After returning to private practice, Ehrlich successfully argued in 1999 the case of UNUM Life Insurance Co. v. Ward 119 S.Ct. 1380, before the United States Supreme Court. The Court held that the federal Employee Retirement Income Security Act of 1974 did not bar application of a California rule forbidding insurance companies from denying untimely claims without showing that they had been prejudiced by the delayed notice. The decision garnered attention from the insurance industry because it expanded the rights of millions of Americans who obtain insurance through their employers.

In 2006, Ehrlich founded The Ehrlich Law Firm. He argued Wilson v. 21st Century Insurance Co., in which the California Supreme Court limited insurance companies' ability to evade liability for bad-faith conduct by claiming their wrongful denial of coverage was the result of a "genuine dispute."

In Brown, Winfield, & Canzoneri, Inc. v. Superior Court, he successfully defended a controversial procedural shortcut known as a suggestive Palma notice. Opposition counsel in the case described the California Supreme Court's 4-3 decision as "earth shattering."

In Minkler v. Safeco Insurance Company of America, Ehrlich persuaded the California Supreme Court to part with the majority of courts in the United States by holding that the so-called "severability clause" in an insurance policy renders ambiguous exclusions for the intentional acts of "an" insured.

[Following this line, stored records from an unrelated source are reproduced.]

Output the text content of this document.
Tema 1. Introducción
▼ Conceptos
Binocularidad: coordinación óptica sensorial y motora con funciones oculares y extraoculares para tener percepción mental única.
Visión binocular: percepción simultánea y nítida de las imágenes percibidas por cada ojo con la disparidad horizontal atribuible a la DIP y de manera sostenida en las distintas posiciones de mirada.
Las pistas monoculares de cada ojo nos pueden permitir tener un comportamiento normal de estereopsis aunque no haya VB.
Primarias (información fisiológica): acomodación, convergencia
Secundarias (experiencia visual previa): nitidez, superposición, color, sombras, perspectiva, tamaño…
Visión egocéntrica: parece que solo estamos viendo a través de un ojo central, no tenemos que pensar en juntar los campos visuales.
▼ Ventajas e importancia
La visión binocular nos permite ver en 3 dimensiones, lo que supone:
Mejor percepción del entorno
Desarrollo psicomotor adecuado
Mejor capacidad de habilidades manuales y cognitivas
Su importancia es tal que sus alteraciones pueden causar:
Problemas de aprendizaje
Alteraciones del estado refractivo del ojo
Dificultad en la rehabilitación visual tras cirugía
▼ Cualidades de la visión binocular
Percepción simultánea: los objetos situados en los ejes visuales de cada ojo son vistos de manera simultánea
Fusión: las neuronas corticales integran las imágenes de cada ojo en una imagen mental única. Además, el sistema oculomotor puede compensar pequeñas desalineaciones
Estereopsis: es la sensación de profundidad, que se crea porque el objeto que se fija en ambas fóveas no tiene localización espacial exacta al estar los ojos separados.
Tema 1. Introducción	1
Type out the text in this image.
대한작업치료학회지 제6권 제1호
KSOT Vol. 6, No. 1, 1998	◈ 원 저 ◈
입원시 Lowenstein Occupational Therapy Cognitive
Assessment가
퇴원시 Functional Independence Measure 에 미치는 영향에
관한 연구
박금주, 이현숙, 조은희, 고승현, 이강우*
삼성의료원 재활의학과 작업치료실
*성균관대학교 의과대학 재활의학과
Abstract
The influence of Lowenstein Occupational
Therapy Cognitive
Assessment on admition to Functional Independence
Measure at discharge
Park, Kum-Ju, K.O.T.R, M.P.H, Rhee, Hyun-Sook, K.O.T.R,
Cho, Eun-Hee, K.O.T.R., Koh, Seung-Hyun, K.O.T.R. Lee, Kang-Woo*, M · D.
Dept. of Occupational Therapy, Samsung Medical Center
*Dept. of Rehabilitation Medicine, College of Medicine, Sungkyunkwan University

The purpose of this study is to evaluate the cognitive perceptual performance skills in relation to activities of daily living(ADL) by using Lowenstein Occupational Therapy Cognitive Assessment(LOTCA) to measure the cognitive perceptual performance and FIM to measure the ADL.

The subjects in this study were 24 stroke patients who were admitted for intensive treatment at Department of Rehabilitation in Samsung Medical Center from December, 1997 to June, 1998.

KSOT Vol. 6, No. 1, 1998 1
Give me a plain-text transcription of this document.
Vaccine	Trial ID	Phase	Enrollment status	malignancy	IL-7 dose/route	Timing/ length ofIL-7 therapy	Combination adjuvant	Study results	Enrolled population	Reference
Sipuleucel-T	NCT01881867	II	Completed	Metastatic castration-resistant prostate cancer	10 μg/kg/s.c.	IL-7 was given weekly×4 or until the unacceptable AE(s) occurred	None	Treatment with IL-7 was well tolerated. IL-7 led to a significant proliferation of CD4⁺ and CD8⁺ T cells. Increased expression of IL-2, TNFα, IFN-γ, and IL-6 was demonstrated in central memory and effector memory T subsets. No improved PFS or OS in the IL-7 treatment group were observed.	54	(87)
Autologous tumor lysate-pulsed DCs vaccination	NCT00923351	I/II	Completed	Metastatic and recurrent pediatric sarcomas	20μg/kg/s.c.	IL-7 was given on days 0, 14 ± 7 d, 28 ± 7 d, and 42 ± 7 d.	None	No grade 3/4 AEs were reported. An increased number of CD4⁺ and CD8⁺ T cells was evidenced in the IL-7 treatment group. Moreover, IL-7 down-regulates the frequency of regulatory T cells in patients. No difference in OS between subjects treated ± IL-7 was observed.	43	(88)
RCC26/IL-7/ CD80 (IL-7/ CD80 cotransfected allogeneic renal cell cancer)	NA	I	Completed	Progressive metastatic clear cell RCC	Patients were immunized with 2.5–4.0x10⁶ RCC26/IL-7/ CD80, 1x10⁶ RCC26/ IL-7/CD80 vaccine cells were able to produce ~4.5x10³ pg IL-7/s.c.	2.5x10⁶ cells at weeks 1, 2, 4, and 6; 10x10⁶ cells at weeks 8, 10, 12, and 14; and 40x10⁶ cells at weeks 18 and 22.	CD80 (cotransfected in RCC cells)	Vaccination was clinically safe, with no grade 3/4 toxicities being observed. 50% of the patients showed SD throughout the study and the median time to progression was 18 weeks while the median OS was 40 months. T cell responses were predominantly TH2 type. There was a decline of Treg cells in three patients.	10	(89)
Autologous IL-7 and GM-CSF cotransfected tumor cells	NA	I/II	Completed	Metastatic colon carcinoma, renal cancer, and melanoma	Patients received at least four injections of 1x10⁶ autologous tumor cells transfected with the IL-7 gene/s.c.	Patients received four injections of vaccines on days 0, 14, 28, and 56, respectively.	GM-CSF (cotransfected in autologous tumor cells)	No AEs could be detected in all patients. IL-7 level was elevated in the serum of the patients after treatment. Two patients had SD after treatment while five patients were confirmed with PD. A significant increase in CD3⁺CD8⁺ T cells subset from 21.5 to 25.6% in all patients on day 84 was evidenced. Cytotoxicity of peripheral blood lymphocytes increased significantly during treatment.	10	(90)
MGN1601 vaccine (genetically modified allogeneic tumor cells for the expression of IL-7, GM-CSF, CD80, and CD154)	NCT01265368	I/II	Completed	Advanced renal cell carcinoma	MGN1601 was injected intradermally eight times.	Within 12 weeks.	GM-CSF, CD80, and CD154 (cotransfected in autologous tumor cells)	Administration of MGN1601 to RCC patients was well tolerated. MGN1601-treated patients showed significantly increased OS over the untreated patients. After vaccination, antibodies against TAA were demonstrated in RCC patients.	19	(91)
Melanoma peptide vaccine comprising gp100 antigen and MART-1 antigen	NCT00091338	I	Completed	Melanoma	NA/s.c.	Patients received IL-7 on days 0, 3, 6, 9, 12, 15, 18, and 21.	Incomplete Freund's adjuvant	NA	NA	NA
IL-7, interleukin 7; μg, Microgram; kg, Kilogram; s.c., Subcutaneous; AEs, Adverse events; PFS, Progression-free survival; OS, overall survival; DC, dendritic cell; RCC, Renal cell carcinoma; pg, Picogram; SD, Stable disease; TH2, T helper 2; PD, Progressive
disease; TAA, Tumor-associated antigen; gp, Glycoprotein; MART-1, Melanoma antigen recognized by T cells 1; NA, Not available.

Other attorneys described Minkler as important because it broadened coverage under homeowners policies to include many claims that previously would not have been covered.

In Cabral v. Ralphs Grocery Company, Ehrlich persuaded the California Supreme Court that the employer of a trucker who illegally parked alongside a freeway could be held partially responsible for a fatal accident that occurred when another driver lost control and crashed into the tractor trailer. The decision ended a growing trend of judges dismissing negligence suits rather than letting juries determine whether the defendant was responsible. Critics contend that the decision unreasonably expanded the potential for liability to the point that there is now "no safe place to park in California."

In November 2011, Ehrlich argued an asbestos products-liability case, O'Neil v. Crane, before the California Supreme Court. He contended that World War II-era valve and pump manufacturers knew their products contained asbestos at delivery, and therefore had a duty to warn future users who were exposed to replacement asbestos. The California Supreme Court went on to unanimously reject Ehrlich's argument, in a major national victory for the defense bar.

Ehrlich represented the family of Douglas Zerby in their high-profile wrongful-death lawsuit against the Long Beach Police Department. Zerby was shot to death by officers while sitting on a friend's porch, holding a hose nozzle. On February 4, 2016, the Ninth Circuit affirmed a $6.5 million award in favor of Zerby's family.

In April 2016, Ehrlich argued Nickerson v. Stonebridge, a California Supreme Court case with "significant financial consequences" for the insurance industry. Ehrlich contends that the Due Process Clause of the United States Constitution permits punitive damages against insurers to be increased in proportion to damages awarded after trial.

In 2016, Ehrlich will appear before the California Supreme Court to defend a $90 million class-action judgment on behalf of security guards who contend that their employers denied them legally mandated rest breaks. The justices on the Court of Appeal previously rejected Ehrlich's argument that employers may not require workers to perform any duties during rest breaks.

== Legal author and editor ==

Ehrlich is the editor-in-chief of Advocate, the most widely circulated trial-bar magazine in the United States, and he publishes articles in the magazine critiquing recent legal decisions He has also contributed numerous articles to other legal periodicals, including the Los Angeles Daily Journal.

Ehrlich serves on the board of governors for the Consumer Attorneys Association of Los Angeles, and claims to have been hired as appellate counsel by thirteen of the organization's "Trial Lawyers of the Year."

Ehrlich is co-author of the Thomson Reuters treatise on Insurance Litigation, which is frequently cited by California appellate courts as non-binding legal authorities.